Comme le souligne Nicolas Holveck, « le scénario de reprise va dépendre de la décision du gouvernement pour la réouverture des centres d’entraînements et des stades. Il faut tenir compte aussi de l’UEFA, qui maîtrise le calendrier et qui souhaite une harmonisation pour terminer la saison au 3 août ». Histoire de ne pas trop bousculer la saison suivante.
Les discussions avec les diffuseurs pour les droits TV
Autre question épineuse: le paiement des deux dernières échéances de droits TV pour la saison en cours. Quatre présidents de clubs (Nasser Al-Khelaïfi, Jacques-Henri Eyraud, Olivier Sadran et Jean-Pierre Rivère, ont été nommés pour mener les négociations avec Canal+ et BeIN Sport, qui ont suspendu leurs versements.
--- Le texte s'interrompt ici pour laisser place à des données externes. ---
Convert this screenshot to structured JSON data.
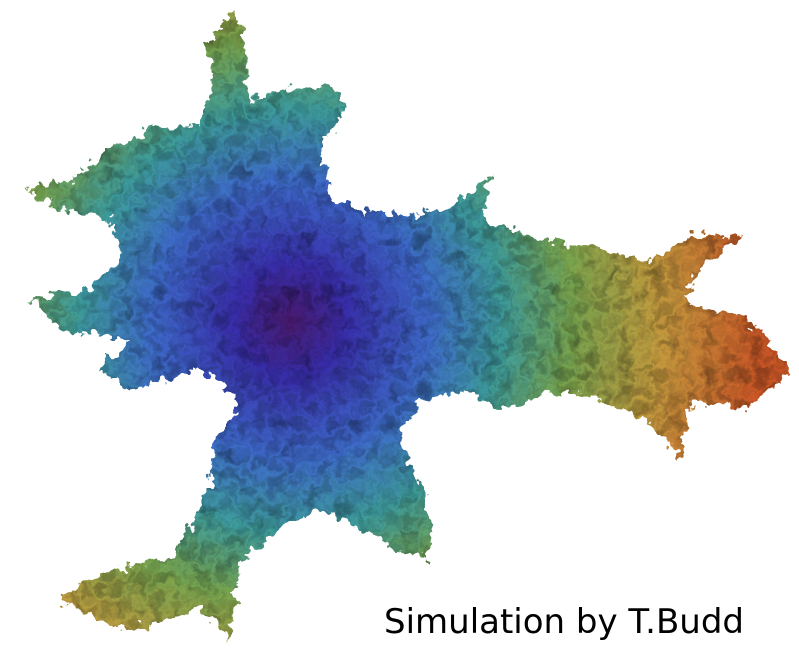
{
  "caption": "Simulation by T.Budd"
}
« Dans cette situation de crise, nous sommes des associés, insiste le dirigeant des Verts. Canal+ est un partenaire de longue date qui mérite un certain respect. Je suis sûr d’une chose, Canal + ne laissera jamais tomber le foot français. Il n’y pas que Canal, il y a aussi BeIN. L’objectif est d’éclaircir la situation et pour cela, on fait confiance aux gens qui vont négocier. »
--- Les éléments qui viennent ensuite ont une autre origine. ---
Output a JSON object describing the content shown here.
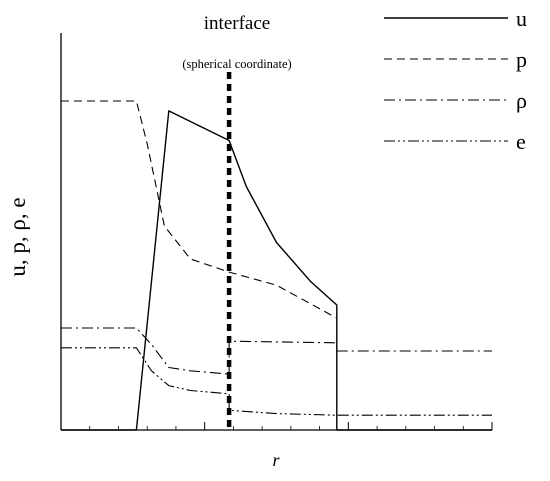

« Aujourd’hui, on traverse une crise très grave pour tous les clubs français, rappelle Nicolas Holveck. La seule chose qui compte, c’est de sauver tout le monde, les 40 clubs professionnels de L1 et de L2. Aujourd’hui, il y a tous les egos à mettre de côté et c’est pour cela que l’on envoie les meilleurs pour discuter. » Gérard Lopez tenant à signaler que « Nasser Al-Khelaïfi ne s’est pas proposé. On lui a demandé. Il faut être clair là-dessus ».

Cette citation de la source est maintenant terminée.